Week 15: Ironic

I published this piece quite a while ago. Though I enjoy the art of public record-keeping, you should know it may no longer reflect my views.

Brushing my teeth on Friday morning, I think about the weekend ahead, secretly complaining that my social engagements will keep me from getting the rest I need. Then I remember Easter Monday. The true marker of my mid-thirties is the excitement I feel at the prospect of a bed, and nothing but it.

I hold a baby this week, one of my favorite ones. His face has two states that exist simultaneously: the one of utter shock and surprise only newborns can have, and the one that reminds you that babies know everything about the world and forget it as soon as they start to speak. He laughs when I bop his nose, although I quickly learn that the force with which I bop Anja’s adult nose shan’t be applied here.

There’s a French bakery in Amsterdam that I visit on Wednesday with my colleague Ruby.

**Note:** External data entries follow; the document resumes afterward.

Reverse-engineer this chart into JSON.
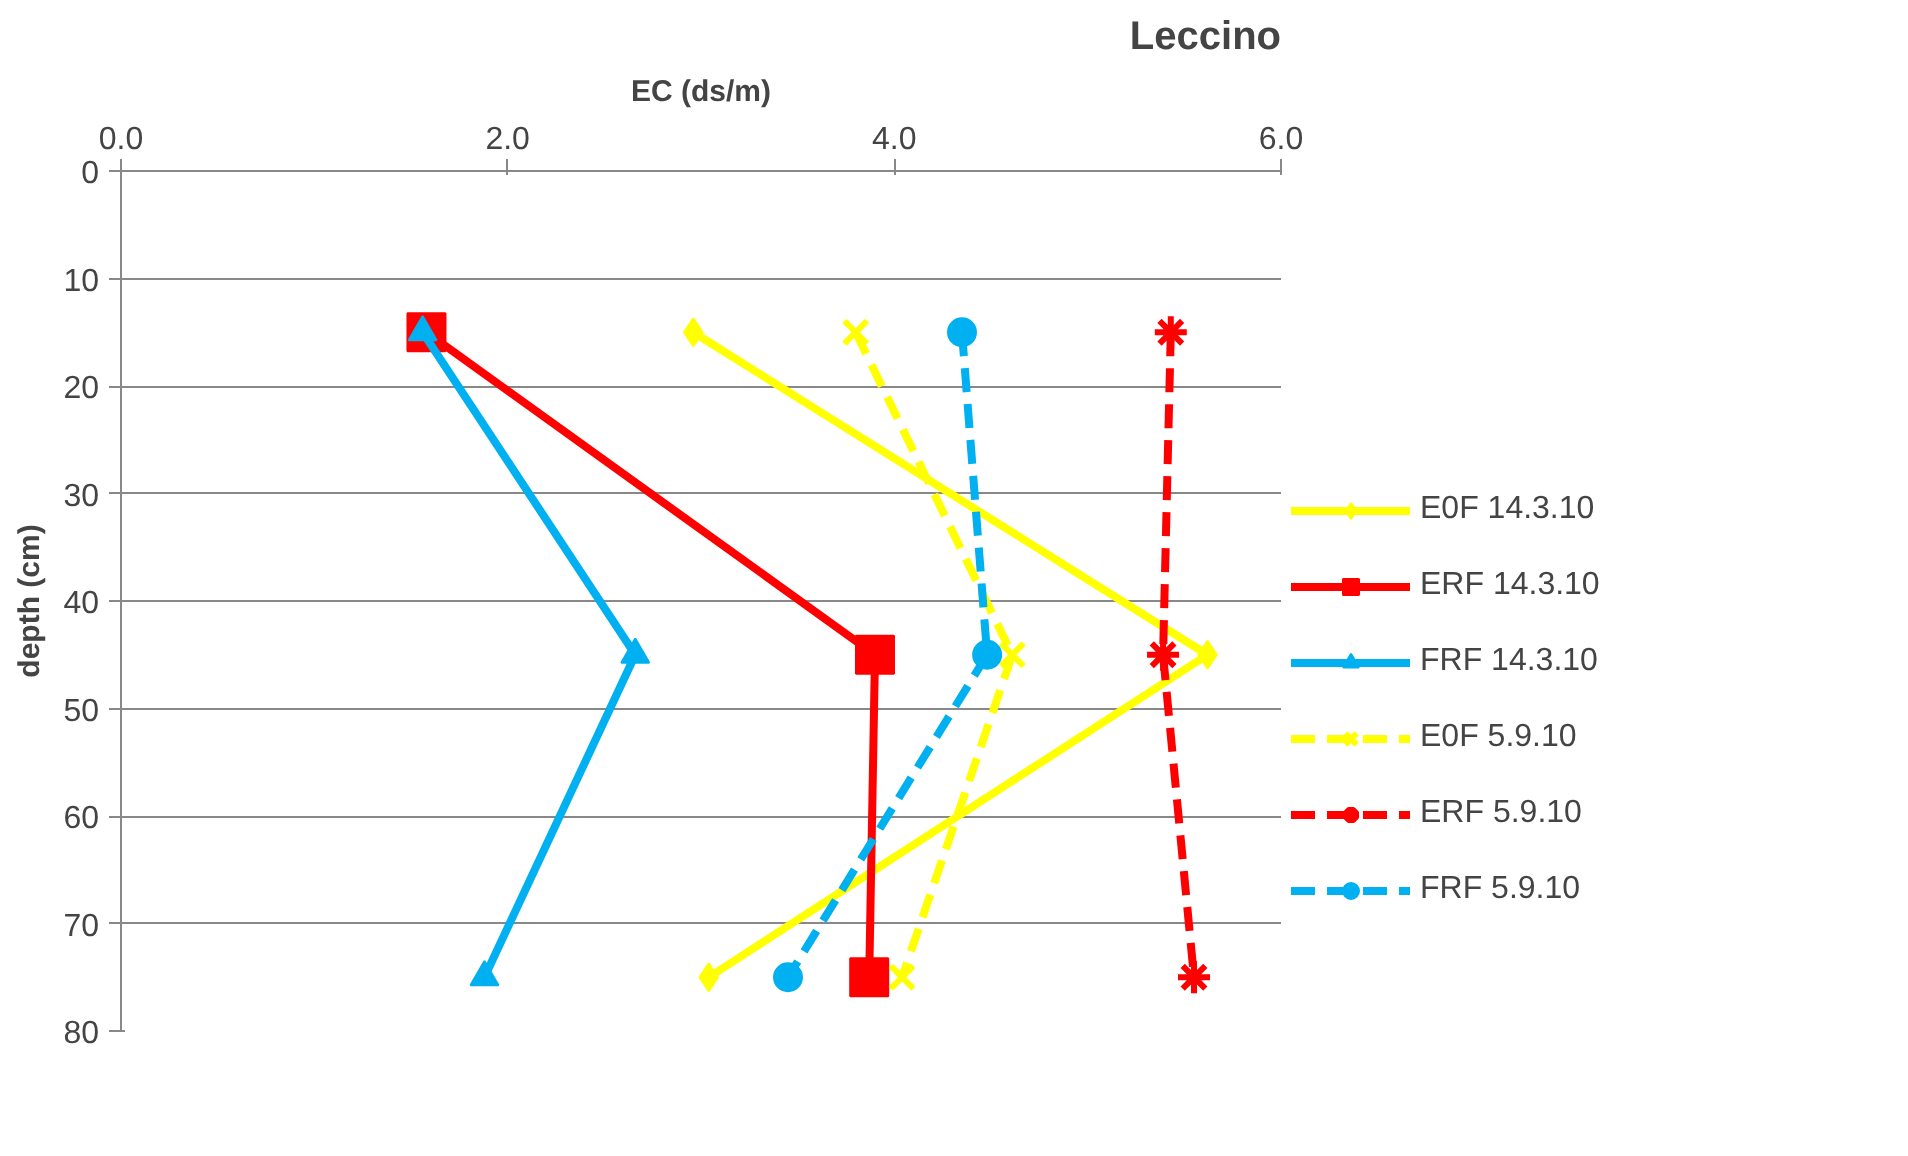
{
  "chart_data": {
    "type": "line",
    "title": "Leccino",
    "xlabel": "EC (ds/m)",
    "ylabel": "depth (cm)",
    "xlim": [
      0,
      6
    ],
    "xticks": [
      {
        "value": 0,
        "label": "0.0"
      },
      {
        "value": 2,
        "label": "2.0"
      },
      {
        "value": 4,
        "label": "4.0"
      },
      {
        "value": 6,
        "label": "6.0"
      }
    ],
    "ylim": [
      80,
      0
    ],
    "yticks": [
      0,
      10,
      20,
      30,
      40,
      50,
      60,
      70,
      80
    ],
    "grid": "y",
    "legend": "right",
    "series": [
      {
        "name": "E0F 14.3.10",
        "color": "#ffff00",
        "marker": "diamond",
        "line_style": "solid",
        "x": [
          2.96,
          5.62,
          3.04
        ],
        "values": [
          15,
          45,
          75
        ]
      },
      {
        "name": "ERF 14.3.10",
        "color": "#ff0000",
        "marker": "square",
        "line_style": "solid",
        "x": [
          1.58,
          3.9,
          3.87
        ],
        "values": [
          15,
          45,
          75
        ]
      },
      {
        "name": "FRF 14.3.10",
        "color": "#00b0f0",
        "marker": "triangle",
        "line_style": "solid",
        "x": [
          1.56,
          2.66,
          1.88
        ],
        "values": [
          15,
          45,
          75
        ]
      },
      {
        "name": "E0F 5.9.10",
        "color": "#ffff00",
        "marker": "x",
        "line_style": "dashed",
        "x": [
          3.8,
          4.61,
          4.04
        ],
        "values": [
          15,
          45,
          75
        ]
      },
      {
        "name": "ERF 5.9.10",
        "color": "#ff0000",
        "marker": "cross",
        "line_style": "dashed",
        "x": [
          5.43,
          5.39,
          5.55
        ],
        "values": [
          15,
          45,
          75
        ]
      },
      {
        "name": "FRF 5.9.10",
        "color": "#00b0f0",
        "marker": "circle",
        "line_style": "dashed",
        "x": [
          4.35,
          4.48,
          3.45
        ],
        "values": [
          15,
          45,
          75
        ]
      }
    ]
  }
}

Since their actual oven is somewhere else, I wonder if the shop even calls itself a bakery. After all, French standards would forbid it. The caramel éclair reminds me of that time at Un Dimanche à Paris, a high I’ve been chasing since mid-2018. The bread has been in the window too long. I ask if they have plastic bags, and I’m told no. I say I think that should be illegal in bakeries.

My childhood friend Mathilde comes for dinner on Sunday. Anja and I are giddy with excitement. In preparation, we practice our harmonies to Alanis Morissette’s “Ironic"over voice messages. Her husband asks her if she, too, heard the cat meowing. We’re celebrating her birthday, and I got her gifts at Java Bookshop. When I ask them about the East-Asian gay guy who writes letters to his mom, they immediately give me Ocean Vuong’s new book of poetry. Seeing her again, I better understand what It means to have a soulmate. I sing so loud I give myself a migraine. It’s worth it.

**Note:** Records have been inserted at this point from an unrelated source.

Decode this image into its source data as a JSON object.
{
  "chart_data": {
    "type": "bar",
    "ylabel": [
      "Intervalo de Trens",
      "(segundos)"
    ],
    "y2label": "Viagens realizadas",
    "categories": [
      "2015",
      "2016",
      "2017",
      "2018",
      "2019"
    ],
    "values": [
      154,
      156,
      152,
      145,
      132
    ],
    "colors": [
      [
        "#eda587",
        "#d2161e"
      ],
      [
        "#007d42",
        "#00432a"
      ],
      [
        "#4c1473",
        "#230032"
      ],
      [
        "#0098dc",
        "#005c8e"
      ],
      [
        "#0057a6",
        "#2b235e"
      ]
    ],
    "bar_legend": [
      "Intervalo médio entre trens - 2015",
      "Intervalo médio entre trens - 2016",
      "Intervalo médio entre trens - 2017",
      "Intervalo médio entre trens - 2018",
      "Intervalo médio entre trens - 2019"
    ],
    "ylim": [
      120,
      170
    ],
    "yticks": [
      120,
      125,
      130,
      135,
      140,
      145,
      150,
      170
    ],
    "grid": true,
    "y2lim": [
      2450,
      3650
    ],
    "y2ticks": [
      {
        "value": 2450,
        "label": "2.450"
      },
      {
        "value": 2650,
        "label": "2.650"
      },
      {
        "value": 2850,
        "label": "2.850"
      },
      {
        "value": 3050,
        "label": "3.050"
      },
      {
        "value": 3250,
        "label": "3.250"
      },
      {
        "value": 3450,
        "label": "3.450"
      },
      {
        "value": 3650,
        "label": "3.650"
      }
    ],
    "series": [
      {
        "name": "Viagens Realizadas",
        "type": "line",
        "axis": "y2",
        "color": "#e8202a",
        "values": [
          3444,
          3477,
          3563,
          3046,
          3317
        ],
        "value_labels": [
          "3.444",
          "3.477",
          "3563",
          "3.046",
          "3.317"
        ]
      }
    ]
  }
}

It took a while before I settled into a suitable solution for the way I produce content on this website. I write Markdown, and had set up mdx in case I ever needed some more complexity in my content files. I would mostly update content through my desktop client, but have Working Copy for iOS installed, which I enjoy as much as anyone could enjoy a touchscreen Git client. I was missing some functionalities that are natural to the way I generally write, and so I decided to move my content into an Obsidian vault. I could make a spiel about how I love the “slow web”-ness of writing things on my phone and only publishing them when I’m on my computer, but I simply haven’t figured out how to do it any other way.